Поэтому, когда у меня в доме появился Улисес Лима и сказал, я друг Артуро Белано, я страшно обрадовалась, хотя позже, узнав, что Артуро тоже в Европе и не соизволил даже открытку прислать, тогда уже я разозлилась немного.
К тому моменту я уже работала на кафедре антропологии в университете Пари-Норте, скучная была работа, одна бюрократия, так что приезд мексиканца развлёк меня хоть в том смысле, что можно попрактиковать свой испанский, который я стала уже забывать.
Улисес Лима жил на рю Дезо. Я у него там была, но всего один раз. Это была что называется «шамбр де бонн», и более убогой комнатёнки для прислуги я в жизни своей не встречала, с крошечным, неоткрывающимся окошком в грязную, тёмную шахту подъезда. Там едва умещалась кровать и какой-то совершенно разваленный пеленальный столик. Одежда так и лежала у него в чемодане или разбросанная по комнате, потому что ни шкафа, ни полок в комнате не было. Когда я вошла, меня чуть не стошнило. Я спросила, сколько он за это платит. Когда он сказал, стало ясно, что он связался с мошенником. Это надувательство, сказала я, столько брать за такую дыру, в городе полно комнат получше и не за такие деньги. Не сомневаюсь, сказал он, но тут же начал оправдываться, что в Париже он долго не просидит, чего терять время на поиски лучшей квартиры.

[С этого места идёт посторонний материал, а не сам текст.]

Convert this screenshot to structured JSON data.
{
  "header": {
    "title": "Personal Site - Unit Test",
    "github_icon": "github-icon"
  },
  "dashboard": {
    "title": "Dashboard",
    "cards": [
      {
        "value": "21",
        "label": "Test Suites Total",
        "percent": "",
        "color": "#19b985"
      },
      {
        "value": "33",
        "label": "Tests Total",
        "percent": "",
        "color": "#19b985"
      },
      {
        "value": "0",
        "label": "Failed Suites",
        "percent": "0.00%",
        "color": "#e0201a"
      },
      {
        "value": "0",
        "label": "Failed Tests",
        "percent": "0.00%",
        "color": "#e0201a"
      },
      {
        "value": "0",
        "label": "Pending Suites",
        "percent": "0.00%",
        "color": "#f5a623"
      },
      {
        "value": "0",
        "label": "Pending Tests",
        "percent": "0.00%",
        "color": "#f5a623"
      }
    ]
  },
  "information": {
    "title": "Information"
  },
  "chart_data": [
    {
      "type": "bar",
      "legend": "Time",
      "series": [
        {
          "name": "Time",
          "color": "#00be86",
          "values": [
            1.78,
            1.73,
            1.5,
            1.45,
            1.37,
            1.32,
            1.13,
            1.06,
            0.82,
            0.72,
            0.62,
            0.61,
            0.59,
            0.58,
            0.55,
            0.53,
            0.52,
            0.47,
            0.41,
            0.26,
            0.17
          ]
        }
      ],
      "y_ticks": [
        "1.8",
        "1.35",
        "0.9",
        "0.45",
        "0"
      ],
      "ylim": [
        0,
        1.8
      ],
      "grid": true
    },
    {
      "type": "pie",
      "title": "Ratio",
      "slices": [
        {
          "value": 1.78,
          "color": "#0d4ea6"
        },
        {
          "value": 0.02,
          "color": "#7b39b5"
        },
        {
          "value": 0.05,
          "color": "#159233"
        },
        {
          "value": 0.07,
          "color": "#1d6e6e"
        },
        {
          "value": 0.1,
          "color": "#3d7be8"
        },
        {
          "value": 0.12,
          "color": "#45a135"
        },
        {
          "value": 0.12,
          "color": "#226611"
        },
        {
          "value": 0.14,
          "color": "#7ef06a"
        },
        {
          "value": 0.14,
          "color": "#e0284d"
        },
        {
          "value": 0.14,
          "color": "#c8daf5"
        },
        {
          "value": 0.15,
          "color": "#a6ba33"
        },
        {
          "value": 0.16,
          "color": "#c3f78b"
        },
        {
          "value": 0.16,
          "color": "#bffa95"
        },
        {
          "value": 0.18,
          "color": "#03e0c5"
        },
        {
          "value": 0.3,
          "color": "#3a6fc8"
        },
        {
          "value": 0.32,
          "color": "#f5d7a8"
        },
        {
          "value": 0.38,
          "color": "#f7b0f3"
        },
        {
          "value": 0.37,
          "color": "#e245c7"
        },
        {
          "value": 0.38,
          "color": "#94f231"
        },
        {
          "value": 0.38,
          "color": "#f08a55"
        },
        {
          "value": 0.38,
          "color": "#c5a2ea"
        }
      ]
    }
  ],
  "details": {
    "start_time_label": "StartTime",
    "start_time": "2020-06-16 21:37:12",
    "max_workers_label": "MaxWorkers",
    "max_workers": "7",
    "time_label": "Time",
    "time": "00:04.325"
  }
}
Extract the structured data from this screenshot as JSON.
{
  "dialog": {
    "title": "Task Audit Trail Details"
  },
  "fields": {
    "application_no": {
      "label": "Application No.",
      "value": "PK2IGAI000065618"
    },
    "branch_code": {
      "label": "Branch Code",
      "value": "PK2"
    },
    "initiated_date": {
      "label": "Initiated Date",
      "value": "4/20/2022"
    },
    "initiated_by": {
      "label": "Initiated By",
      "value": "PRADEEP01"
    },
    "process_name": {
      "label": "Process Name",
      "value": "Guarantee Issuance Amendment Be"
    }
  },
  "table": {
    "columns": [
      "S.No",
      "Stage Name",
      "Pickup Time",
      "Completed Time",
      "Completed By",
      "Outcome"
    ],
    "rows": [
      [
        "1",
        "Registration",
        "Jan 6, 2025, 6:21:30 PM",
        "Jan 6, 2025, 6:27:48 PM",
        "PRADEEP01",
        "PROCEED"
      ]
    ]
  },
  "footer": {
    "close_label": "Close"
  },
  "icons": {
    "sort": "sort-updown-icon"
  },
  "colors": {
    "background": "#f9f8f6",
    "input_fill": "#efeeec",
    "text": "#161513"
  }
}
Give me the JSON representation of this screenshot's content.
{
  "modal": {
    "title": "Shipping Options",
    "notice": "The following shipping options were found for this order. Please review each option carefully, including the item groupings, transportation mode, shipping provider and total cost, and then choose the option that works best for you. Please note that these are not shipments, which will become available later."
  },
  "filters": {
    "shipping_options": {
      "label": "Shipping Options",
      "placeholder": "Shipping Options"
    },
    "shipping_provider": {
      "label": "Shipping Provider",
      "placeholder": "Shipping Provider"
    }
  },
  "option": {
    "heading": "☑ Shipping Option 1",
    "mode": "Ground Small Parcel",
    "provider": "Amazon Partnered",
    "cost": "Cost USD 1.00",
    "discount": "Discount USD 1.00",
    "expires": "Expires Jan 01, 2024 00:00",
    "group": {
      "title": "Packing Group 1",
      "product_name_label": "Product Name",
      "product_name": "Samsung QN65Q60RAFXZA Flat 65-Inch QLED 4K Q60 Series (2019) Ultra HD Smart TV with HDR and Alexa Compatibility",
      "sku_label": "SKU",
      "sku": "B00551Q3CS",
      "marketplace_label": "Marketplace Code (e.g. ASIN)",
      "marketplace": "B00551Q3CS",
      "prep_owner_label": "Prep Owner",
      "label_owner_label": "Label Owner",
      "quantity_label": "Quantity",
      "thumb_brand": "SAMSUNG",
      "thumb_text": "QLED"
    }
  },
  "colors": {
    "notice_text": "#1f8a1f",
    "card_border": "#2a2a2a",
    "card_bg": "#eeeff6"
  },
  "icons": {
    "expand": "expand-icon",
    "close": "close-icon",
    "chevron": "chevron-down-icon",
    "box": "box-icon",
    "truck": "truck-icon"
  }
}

Мы встречались нечасто и всегда по его инициативе. Иногда он звонил, иногда заходил без звонка и спрашивал, не хочу ли я прогуляться, выпить кофе или сходить в кино. Как правило, я отвечала, что занята — то занимаюсь, то доделываю принесённое с работы, но иногда соглашалась сходить с ним. Оказывались мы всегда в баре на рю де ля Аюн, ели пасту и пили вино, говорили о Мексике. Платил всегда он, я сейчас только думаю, из каких средств. Насколько я знаю, он в тот момент не работал. Он много читал, у него при себе всегда была какая-нибудь французская книжка, хотя, говоря откровенно, французским он овладел весьма приблизительно (мы, как я сказала, общались более-менее на испанском). Однажды он поделился своими планами. Они состояли в том, чтоб немного пожить в Париже, а потом ехать в Израиль. Когда он мне это сообщил, я улыбнулась со смесью недоверия и недоумения. Почему в Израиль? Там живёт моя подруга. Вот и весь ответ. Только поэтому? — спросила я, всё ещё в изумлении. Только поэтому.
Вообще, всё, что он говорил, впечатления продуманного плана не производило.
По характеру он был уравновешенный, очень спокойный, держался особняком, но не холодно, наоборот, временами он был очень тёплый. Он был совсем не такой, как Артуро, который то бился в экстазе, то, кажется, ненавидел людей. Улисес их уважал — с долей иронии, но уважал, принимал их такими, как есть, и никогда не навязывал близости, как у меня часто случалось с другими латиноамериканцами.
Иполито Гарсес, авеню Марселя Пруста, Париж, август 1977 года. Улисес Лима — хороший приятель, я был страшно рад, когда он появился в Париже, искренне рад. Это я подыскал комнатёнку на рю Дезо, я сам там рядом живу. До этого дома от Марселя Пруста буквально два шага, только налево свернуть, пройти по проспекту Рене Буайлезва, потом Чарльз Диккенс, и ты на месте. От него до меня было, как говорится, рукой подать. Я у себя каждый день готовил на плитке, Улисес ко мне повадился жрать, только я говорю, ты давай тогда, что-то отстёгивай. Он говорит, нет проблем, Полито, ты прав, ты покупаешь продукты и всё такое, а сколько нужно давать? Ну, говорю, давай сто долларов и считай мы в расчёте. Долларов, говорит, у меня больше нет, у меня только франки. Но дал. В общем, не нищий. Доверчивый парень.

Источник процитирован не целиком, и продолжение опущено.